Although many companies are developing accelerators for artificial intelligence (AI) workloads, Nvidia's CUDA platform is currently unrivaled regarding AI support. As a result, demand for Nvidia-based AI infrastructure is high. To address it, Amazon Web Services and Nvidia entered a strategic partnership under which AWS will offer Nvidia-based infrastructure for generative AI. The two companies will partner on several key projects.

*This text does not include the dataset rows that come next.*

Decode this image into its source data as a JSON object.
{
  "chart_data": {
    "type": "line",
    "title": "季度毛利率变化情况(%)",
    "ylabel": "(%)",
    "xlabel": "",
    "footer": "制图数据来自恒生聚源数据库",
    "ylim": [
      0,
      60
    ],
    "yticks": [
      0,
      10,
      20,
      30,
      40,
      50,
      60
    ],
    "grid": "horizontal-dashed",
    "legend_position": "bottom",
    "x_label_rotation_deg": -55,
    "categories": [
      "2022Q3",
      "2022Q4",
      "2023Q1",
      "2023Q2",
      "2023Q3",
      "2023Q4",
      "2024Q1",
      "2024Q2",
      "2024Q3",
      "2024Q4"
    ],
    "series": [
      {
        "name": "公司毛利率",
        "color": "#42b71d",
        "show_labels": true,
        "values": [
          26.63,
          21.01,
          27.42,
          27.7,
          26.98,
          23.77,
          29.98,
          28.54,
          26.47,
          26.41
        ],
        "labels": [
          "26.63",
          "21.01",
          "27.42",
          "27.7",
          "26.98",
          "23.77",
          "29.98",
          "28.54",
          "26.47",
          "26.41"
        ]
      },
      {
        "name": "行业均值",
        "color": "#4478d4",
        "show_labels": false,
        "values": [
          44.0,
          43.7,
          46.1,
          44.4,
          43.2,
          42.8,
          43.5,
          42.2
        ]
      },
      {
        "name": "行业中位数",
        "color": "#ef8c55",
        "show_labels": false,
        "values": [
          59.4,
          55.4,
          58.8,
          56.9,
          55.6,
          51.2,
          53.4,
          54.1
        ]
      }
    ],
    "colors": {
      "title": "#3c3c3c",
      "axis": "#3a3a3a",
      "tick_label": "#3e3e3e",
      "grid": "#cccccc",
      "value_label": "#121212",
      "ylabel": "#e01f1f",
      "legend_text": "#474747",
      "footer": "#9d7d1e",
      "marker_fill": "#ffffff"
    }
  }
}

"Today, we offer the widest range of Nvidia GPU solutions for workloads including graphics, gaming, high performance computing, machine learning, and now, generative AI," said Adam Selipsky, CEO at AWS. "We continue to innovate with Nvidia to make AWS the best place to run GPUs, combining next-gen Nvidia Grace Hopper Superchips with AWS's EFA powerful networking, EC2 UltraClusters' hyper-scale clustering, and Nitro's advanced virtualization capabilities."

Project Ceiba is a cornerstone of this collaboration, aiming to create the world's fastest GPU-powered AI supercomputer hosted by AWS and available exclusively for Nvidia. This ambitious project will integrate 16,384 Nvidia GH200 Superchips (using the GH200 NVL32 solution packing 32 GH200 GPUs with 19.5 TB of unified memory) that are set to offer a staggering 65 'AI ExaFLOPS' of processing power. This supercomputer is for Nvidia's generative AI research and development projects.

The Nvidia DGX Cloud hosted on AWS is another major component of the partnership. This AI-training-as-a-service platform is the first commercially available instance to incorporate the GH200 NVL32 machine with 19.5 TB of unified memory. The platform provides developers with the largest shared memory available in a single instance, significantly accelerating the training process for advanced generative AI and large language models, potentially exceeding 1 trillion parameters.

In addition, AWS will be the first to offer a cloud-based AI supercomputer based on Nvidia's GH200 Grace Hopper Superchips. This unique configuration will connect 32 Grace Hopper Superchips per instance using NVLink. It will scale up to thousands of GH200 Superchips (and 4.5 TB HBM3e memory) connected with Amazon's EFA networking and supported by advanced virtualization (AWS Nitro System) and hyper-scale clustering (Amazon EC2 UltraClusters).

The collaboration will also introduce new Nvidia-powered Amazon EC2 instances. The instances will feature H200 Tensor Core GPUs with up to 141 GB of HBM3e memory for large-scale generative AI and high-performance computing (HPC) workloads. Additionally, G6 and G6e instances, equipped with NvidiaL4 and L40S GPUs, respectively, are designed for a wide array of applications ranging from AI fine-tuning to 3D workflow development and leverage Nvidia Omniverse for creating AI-enabled 3D applications.

Finally, the collaboration will introduce Nvidia's advanced software to speed up generative AI development on AWS. This includes the NeMo LLM framework and NeMo Retriever for creating chatbots and summarization tools and BioNeMo for accelerating drug discovery processes.

"Generative AI is transforming cloud workloads and putting accelerated computing at the foundation of diverse content generation," said Jensen Huang, founder and CEO of Nvidia. "Driven by a common mission to deliver cost-effective state-of-the-art generative AI to every customer, Nvidia and AWS are collaborating across the entire computing stack, spanning AI infrastructure, acceleration libraries, foundation models, to generative AI services."